Here is a tale for sportsmen when at table:
There was a boar, like that Atalanta hunted,
Who gorged and snored and, unmolested, grunted,
His fat way through the world as such able.
Huge-jowled and paunched and porcine-limbed and marrowed,
King of his kind, deep in his lair he squatted,
And round him fames of many maidens rotted
Where Licence whelped and Lust her monsters farrowed.
There came a damsel, like the one in Spenser,
A Britomart, as sorcerous as Circe,
Who pierced him with a tract, her spear, and ended
The beast's career. Made him a man; a censor
Of public morals; arbiter of mercy;
And led him by the nose and called him splendid.

XVII.

The Owl

Here is a tale for ladies with romances:
There was an owl; composer and musician,
Who looked as wise as if he had a mission,
And at all art cast supercilious glances.
People proclaimed him great because he said it;
And, like the great, he never played, nor printed
His compositions, 'though 'twas whispered, hinted
He'd written something but no one had read it.
Owl-eyed he posed at functions of position,
Hirsute, and eye-glassed, looking analytic,
Opening his mouth to worshipping female knowledge:
And then he married.
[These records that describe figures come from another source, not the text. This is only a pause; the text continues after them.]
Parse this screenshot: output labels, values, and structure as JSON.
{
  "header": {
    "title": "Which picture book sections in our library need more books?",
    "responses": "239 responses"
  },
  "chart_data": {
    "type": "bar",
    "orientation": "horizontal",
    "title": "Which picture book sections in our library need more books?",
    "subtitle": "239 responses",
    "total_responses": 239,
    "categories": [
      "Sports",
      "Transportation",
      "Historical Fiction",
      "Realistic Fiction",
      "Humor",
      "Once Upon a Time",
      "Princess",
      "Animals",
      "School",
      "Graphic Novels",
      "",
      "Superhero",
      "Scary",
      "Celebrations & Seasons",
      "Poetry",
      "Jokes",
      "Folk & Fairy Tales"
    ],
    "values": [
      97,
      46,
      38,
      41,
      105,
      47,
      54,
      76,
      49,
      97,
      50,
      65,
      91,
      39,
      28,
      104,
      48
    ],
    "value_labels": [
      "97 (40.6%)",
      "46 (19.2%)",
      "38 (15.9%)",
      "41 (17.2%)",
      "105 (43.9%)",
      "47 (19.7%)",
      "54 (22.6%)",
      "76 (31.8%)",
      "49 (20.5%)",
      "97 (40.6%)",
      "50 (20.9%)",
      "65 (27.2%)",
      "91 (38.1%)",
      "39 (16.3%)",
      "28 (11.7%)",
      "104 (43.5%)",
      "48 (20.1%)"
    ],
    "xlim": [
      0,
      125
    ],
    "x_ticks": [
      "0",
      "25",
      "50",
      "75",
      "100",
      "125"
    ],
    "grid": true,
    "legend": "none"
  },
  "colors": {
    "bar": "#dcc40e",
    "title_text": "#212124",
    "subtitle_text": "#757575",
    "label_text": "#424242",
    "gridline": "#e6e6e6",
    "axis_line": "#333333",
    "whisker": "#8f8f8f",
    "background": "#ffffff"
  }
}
A woman of ambition.
A singer, teacher, and a musical critic.
Just what he wanted. He became a college.

XVIII.

The Toad

Here is a tale to tell to rich relations:
There was a toad, a Calibanic monster,
In whose squat head ambition had ensconced her
Most bloated jewel, dear to highest stations.
He was received, though mottled as a lichen
In coat and character, because the creature
Croaked as the devil prompted him, or nature,
And said the right thing both in hall and kitchen.
To each he sang according to their liking,
And purred his flattery in the ear of Leisure,
Cringing attendance on the proud and wealthy.
One day a crane, with features of a Viking,
Swallowed him whole and did it with great pleasure:
His system needed such; toads kept him healthy.

XIX.

The Cricket

Here is a tale for those who sing with reason:
There was a cricket, troubadouring fellow,
Who chirped his lay, or zoomed it like a 'cello,
Day in, day out, no matter what the season.
Great was his love for his own violining;
He never wearied saying, 'What performing!'
And oft, when through, would ask, 'Was not that charming?'
Then play it over, right from the beginning.
A talent, such as his, should be rewarded,
So thought he, all unconscious of intention
Of any one among the violin sects,
Until by some one, lo, he was regarded;
Lifted, examined; given special mention;
And placed within a case with other insects.

XX.

The Torrent

Here is a tale for workmen and their masters:
There was a torrent once that down a mountain
Flashed its resistless way; a foaming fountain,
Basaltic-built, 'twixt cataract-hewn pilasters.
Down from its eagle eyrie nearer, nearer,
Its savage beauty born mid rocks and cedars,
Swept free as tempest, wild as mountain leaders,
Of stars and storms the swiftly moving mirror.
Men found it out; and set to work to tame it;
Put it to pounding rock and rafting lumber;
Made it a carrier of the filth of cities:
Harnessed its joy to engines; tried to shame it;
Saying, 'Be civilized!' and piled their cumber
Upon it; bound it. God of all the Pities!